Israel fordert jetzt von der palästinensischen Führung, innerhalb von zwei Monaten die Charta der PLO entsprechend dem Oslo-II- Abkommen zu revidieren. Vor allem jener Passus, der das Existenzrecht Israels in Frage stellt, müsse ersatzlos gestrichen werden. Andernfalls – so warnen israelische Regierungsvertreter – würde der für den 4. Mai vorgesehene Beginn der Verhandlungen über die Endphase der palästinensischen Selbstverwaltung auf unbestimmte Zeit verschoben. Die Gespräche, die sich unter anderem um den zukünftigen Status von Jerusalem drehen werden, sollen laut dem Osloer Abkommen zwischen zwei und drei Jahre dauern.

Doch für eine Änderung der PLO-Charta ist eine Zweidrittelmehrheit im mehr als 400 Mitglieder zählenden „Palästinensischen Nationalrat“ (PNC) erforderlich, dem Exilparlament der PLO. Eine solche Mehrheit für Arafat ist in dem Gremium, das zuletzt 1991 vollständig zusammengekommen ist, alles andere als sicher.
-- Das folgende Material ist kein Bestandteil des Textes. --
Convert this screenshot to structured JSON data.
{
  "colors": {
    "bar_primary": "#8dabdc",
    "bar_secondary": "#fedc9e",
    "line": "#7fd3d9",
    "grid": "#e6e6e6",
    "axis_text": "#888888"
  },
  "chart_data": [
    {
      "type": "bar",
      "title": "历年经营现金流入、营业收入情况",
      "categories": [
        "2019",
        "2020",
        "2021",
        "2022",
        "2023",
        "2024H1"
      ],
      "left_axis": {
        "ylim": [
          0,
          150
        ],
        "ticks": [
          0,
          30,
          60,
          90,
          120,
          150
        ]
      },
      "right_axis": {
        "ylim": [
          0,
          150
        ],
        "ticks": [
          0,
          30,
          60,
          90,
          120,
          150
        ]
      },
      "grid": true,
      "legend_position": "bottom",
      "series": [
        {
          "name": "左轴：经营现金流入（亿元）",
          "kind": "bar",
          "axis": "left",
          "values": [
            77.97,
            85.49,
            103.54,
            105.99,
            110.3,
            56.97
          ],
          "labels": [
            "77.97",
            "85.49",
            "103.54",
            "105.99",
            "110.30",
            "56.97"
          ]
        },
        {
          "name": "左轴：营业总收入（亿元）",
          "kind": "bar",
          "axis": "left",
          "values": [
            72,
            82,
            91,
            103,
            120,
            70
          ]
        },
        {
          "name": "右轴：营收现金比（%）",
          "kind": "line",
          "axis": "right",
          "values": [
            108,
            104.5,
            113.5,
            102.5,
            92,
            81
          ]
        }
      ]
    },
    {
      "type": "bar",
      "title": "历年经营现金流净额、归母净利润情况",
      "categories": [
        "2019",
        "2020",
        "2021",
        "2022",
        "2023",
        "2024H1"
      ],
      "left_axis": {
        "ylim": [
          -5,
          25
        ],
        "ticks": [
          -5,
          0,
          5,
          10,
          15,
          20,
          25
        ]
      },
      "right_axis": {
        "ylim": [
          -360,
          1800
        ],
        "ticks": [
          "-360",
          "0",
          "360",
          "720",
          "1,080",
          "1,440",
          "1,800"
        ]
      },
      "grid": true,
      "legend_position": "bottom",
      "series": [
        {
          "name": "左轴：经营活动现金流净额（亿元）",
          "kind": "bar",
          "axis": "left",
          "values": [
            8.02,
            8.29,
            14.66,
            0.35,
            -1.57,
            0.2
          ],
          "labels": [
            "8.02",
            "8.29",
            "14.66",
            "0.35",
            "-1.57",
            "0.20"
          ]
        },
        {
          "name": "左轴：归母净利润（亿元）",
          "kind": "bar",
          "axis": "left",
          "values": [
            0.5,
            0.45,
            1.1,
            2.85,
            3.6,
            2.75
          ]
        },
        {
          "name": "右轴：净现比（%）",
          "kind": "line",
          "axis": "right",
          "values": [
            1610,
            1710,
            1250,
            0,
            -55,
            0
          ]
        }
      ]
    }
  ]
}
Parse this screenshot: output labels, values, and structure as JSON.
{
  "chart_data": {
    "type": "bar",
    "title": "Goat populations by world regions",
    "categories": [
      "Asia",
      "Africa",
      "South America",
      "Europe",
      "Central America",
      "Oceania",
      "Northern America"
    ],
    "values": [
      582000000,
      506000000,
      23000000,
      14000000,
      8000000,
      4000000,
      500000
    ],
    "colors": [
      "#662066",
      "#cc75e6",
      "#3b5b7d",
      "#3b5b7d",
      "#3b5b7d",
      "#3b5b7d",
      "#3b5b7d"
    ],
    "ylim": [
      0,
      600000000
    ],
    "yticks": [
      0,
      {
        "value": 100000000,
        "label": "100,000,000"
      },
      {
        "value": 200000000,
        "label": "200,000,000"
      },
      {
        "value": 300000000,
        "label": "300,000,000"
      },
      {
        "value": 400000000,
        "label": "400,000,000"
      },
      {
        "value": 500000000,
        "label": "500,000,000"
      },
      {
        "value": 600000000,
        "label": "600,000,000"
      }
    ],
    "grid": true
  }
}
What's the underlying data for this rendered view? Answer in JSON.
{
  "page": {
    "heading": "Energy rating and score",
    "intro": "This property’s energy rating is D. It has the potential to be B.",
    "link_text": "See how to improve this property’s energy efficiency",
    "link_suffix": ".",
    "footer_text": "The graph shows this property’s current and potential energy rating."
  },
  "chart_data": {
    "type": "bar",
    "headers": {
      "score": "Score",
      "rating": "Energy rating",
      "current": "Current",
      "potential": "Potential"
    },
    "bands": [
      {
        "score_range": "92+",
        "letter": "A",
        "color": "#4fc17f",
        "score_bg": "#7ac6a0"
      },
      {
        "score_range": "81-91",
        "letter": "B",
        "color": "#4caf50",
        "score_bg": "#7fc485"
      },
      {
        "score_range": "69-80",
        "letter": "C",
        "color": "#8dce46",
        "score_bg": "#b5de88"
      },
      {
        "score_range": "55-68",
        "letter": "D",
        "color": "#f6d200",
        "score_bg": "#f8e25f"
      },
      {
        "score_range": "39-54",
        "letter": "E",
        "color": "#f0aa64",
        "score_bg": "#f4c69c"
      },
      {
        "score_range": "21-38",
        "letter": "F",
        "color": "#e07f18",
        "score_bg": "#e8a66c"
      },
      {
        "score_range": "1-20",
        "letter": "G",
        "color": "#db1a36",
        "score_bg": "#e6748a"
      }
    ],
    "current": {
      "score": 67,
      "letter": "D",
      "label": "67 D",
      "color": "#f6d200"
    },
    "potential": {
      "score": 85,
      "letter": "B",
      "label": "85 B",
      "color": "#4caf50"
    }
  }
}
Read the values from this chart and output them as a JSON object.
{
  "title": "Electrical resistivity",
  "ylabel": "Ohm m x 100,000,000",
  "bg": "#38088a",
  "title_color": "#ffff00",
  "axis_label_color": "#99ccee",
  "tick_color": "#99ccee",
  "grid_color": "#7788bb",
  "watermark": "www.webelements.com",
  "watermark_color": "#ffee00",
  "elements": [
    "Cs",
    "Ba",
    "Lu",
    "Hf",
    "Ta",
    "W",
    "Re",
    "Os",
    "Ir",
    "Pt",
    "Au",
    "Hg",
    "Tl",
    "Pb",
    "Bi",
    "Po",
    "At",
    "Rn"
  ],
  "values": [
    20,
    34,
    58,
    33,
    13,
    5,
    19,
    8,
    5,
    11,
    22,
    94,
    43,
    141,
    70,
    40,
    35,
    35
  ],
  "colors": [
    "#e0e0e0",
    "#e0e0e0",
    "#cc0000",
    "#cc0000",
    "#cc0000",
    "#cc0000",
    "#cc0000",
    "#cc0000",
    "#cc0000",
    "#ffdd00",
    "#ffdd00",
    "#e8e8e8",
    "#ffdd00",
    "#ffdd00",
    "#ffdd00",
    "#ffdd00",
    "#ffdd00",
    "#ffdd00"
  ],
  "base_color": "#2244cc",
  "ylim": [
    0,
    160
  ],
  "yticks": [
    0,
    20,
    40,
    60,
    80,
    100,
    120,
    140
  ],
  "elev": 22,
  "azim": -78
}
Der amtierende PNC-Präsident Salim Saanun erklärte bereits, der Nationalrat werde seine Charta nur ändern, wenn zuvor die Israelis vollständig aus dem Westjordanland abgezogen seien und alle PalästinenserInnen in israelischer Haft auf freien Fuß gesetzt würden. – Die israelische Regierung denkt daran nicht im Traum.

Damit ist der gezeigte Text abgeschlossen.